In Manager 2.2, tables below configurable threshold (1GB by default) will be treated as small and repaired in a single repair command; this may affect production performance depending on the intensity of the operations.
Parallel repair
Manager 2.2 automatically breaks repair tasks to parallel tasks, running independently on distinct ranges of the token ring. Each node can take part in at most one repair at any given moment. Parallel repair can reduce the repair time in a factor of the number of nodes divided by the replication factor (RF). For example, a repair on a cluster of 12 nodes, Keyspace with RF=3 and default parallelism, can run up to x4 times faster, dependent on the online requests load.
User can control the level of parallelism using the new --parallel
parameter.
- You can disable the parallel repair feature by setting the value to
1
. - Default parallelism is zero; max parallelism value in the cluster based on the replication factor.
The following represents the saving in repair time in a 9 nodes cluster, all in the same data center, while serving requests in real time with 50% load.
Refer to the Scylla Manager documentation.
Control over parallelism and intensity during repair
A new command sctool repair control
is added. It lets users change parallelism and intensity (added in 2.1) of an ongoing repair, without ever restarting the task. In addition to that commands sctool repair update
and sctool backup update
let you update task specification of existing tasks for future runs.
Note: starting with Scylla Enterprise 2020.1 and Scylla Open Source 3.1, Scylla uses row level repair. This greatly improves repair performance, including Scylla Manager users. As a side effect, the intensity
flag while still supported, has a smaller effect on the repair time (see more in the documentation).

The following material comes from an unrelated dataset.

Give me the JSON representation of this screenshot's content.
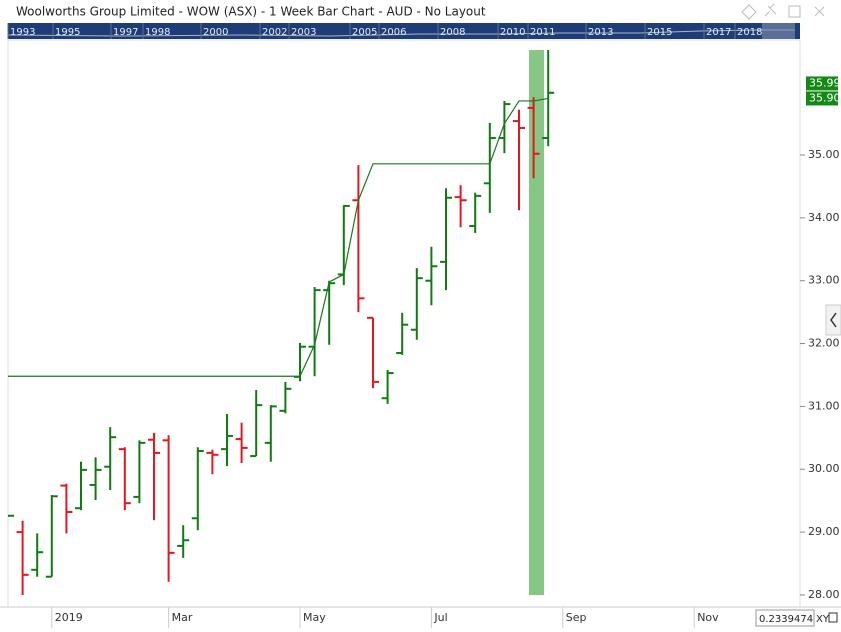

Backup to Google Cloud Storage (GCP)
Manager 2.2 now supports backup to GCP in a similar way to the existing AWS s3 support.
To enable, use the sctool backup command, for example
$ sctool backup --cluster prod-cluster --location gcs:manager-prod-backup --retention 7 --interval 1d
Where manager-prod-backup
is the target bucket.
GCP back up default rate was tested to provide fast upload rate, with minimal impact on line requests.
Read the documentation here.
Healthcheck
Scylla Manager now supports health check reports for Scylla AWS DynamoDB compatible API (Alternator) .
A new (enabled by default) dynamic timeout parameter for each DC is based on measurements on RTT of recent probes. This fixes the issue of reporting remote DC nodes as not responsive due to longer latency values.
sctool updates
- Status
- Repair parameters
token-ranges
andwith-host
are removed. - Backup parameter
force
is removed.
Port Updates
Monitoring ports used by Scylla Manager and Manager Agent was overlapping with users’ existing applications. To fix this, we changed the default ports as follow:
Scylla Manager Server:
- Default Prometheus port changes from 56090 → 5090
- Default HTTP API port changes from 56080 → 5080
- Default HTTPS API port changes from 56443 → 5443
- Default pprof debug port changes from 56112 → 5112
Scylla Manager Agent:
- Default Prometheus port changes from 56090 → 5090
- Default pprof debug port changes from 56112 → 5112
For most users, the only ports used are the ones used by Prometheus (highlighted above). Please make sure to either:
- Update your Prometheus configuration to listen to the new port (already done in Monitoring 3.5)
- Update Manager and Manager configuration to keep using the old ports
For the first, make sure your firewall / security groups open the new monitoring port, and close the old one.
New OS support
- Added CentOS 8 support
Configuration
The following parameters has been removed from Manager configuration
- segments_per_repair
- shard_parallel_max
- shard_failed_segments_max
- error_backoff
Monitoring
You can use Scylla Monitoring Stack 3.5 with -M 2.2
option to get Manager 2.2 dashboards.
02 Nov 2020